It was just a couple of weeks ago that Seattle began seeing some hard numbers come in reflecting the effect of the city’s adoption of a $15 an hour minimum wage. Not that everybody with a basic understanding of economics told them so, but low-wage workers’ earnings appear to have dropped by $1,500 a year, and the $15 minimum hasn’t even been fully phased in yet — maybe that’s when everybody starts making money.

Never fear: Seattle’s City Council has come to the rescue, on Monday approving a new income tax on high-earning residents, many of whom are probably considering life as former Seattle residents.

The vote is considered a test case because, as KING 5 in Seattle reports, the Washington state constitution includes a uniformity provision that states “taxes need to be uniform upon the same class of property.” Because the court ruled in the 1930s that income is property, the city’s tax on high earners wouldn’t be legal unless the State Supreme Court reinterpreted the law.

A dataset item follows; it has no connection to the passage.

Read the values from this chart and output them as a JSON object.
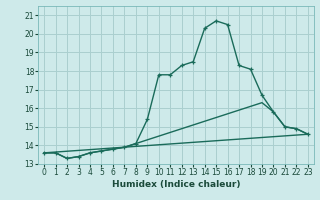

KING 5 adds that, under the ordinance, “wealthy residents would pay a 2.25 percent tax on income in excess of $250,000 for individuals and in excess of $500,000 for married couples who file taxes jointly.”

Council member and proud socialist Kshama Sawant now has checked off the second of three goals, the third of which is “housing justice.”

Eventually the minimum wage and the high-earner income tax will be raised so that everyone ends up with the same amount of money, right?